Outros responsabilizam as forças de segurança já que, sendo um grupo conhecido na noite, nada se fez até que se atingiu um ponto de não retorno. Não se contesta que para os agentes da província seja preferível colocar radares ou chatear quem estaciona na via pública à espera que um sénior entre depois de ter ido cortar o cabelo. Contudo, são sobejamente conhecidos os casos em que a polícia atua e, por força de uma lei que mais parece proteger prevaricadores, os criminosos são ilibados e os que zelam pela ordem condenados.

Os mais interventivos não poupam a autarquia, o instituto politécnico e a própria igreja – sendo a ordem dos factores arbitrária. A falta de uma política de integração da comunidade estrangeira, a ausência de um centro local de acolhimento ao Imigrante (CLAI) ou a pouca atenção dada ao novo tecido social da cidade são razões apontadas e que colhem se devidamente exploradas.
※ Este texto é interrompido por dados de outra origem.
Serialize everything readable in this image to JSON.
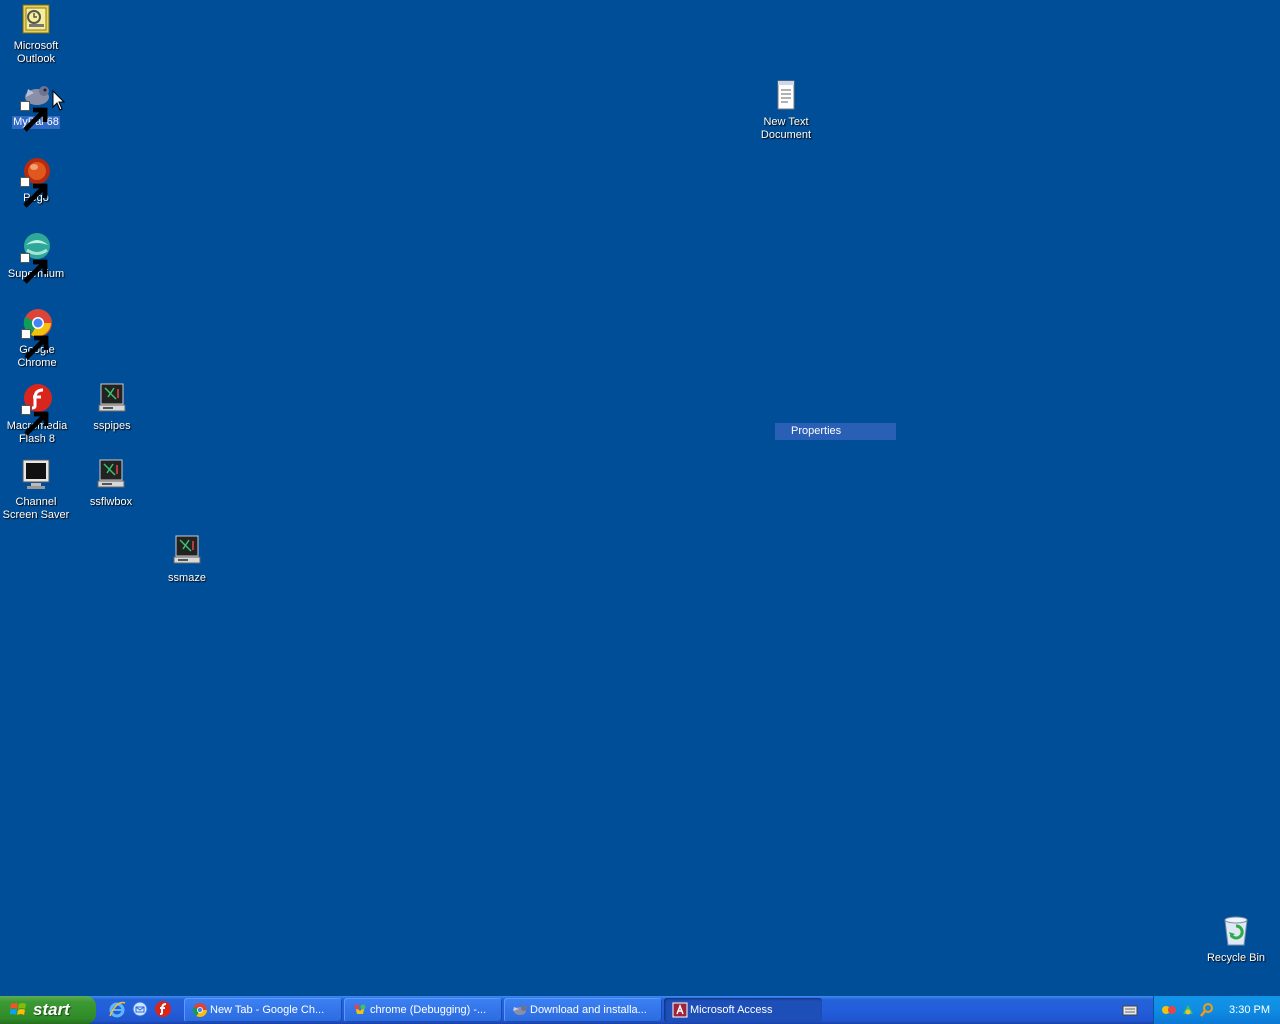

Lamenta-se, no entanto, que se assaquem responsabilidades institucionais e não haja quem assuma que falhou individualmente sobretudo e porque, se um histórico de atos de violência acompanhava estes jovens, duvido muito que alguém se tenha deles acercado e chamado à razão.

Em termos institucionais nem tudo terá sido feito, mas hoje é notícia que o caso Giovanni levou a polícia, em conjunto com outras forças locais, a estudar a noite de Bragança na medida em que o caso revelou um universo desconhecido das autoridades porque as pessoas não formalizam denúncias, segundo declarações do comandante da PSP ao JN. Estão bem as forças vivas do concelho ao reconhecer que é necessário fazer mais e melhor. Não é caso para dizer que casa roubada, trancas à porta, mas haja capacidade de convocar novos atores, porque o que se fez durante anos em termos de intervenção na realidade sociológica de Bragança mais não foi do que mera operação de cosmética.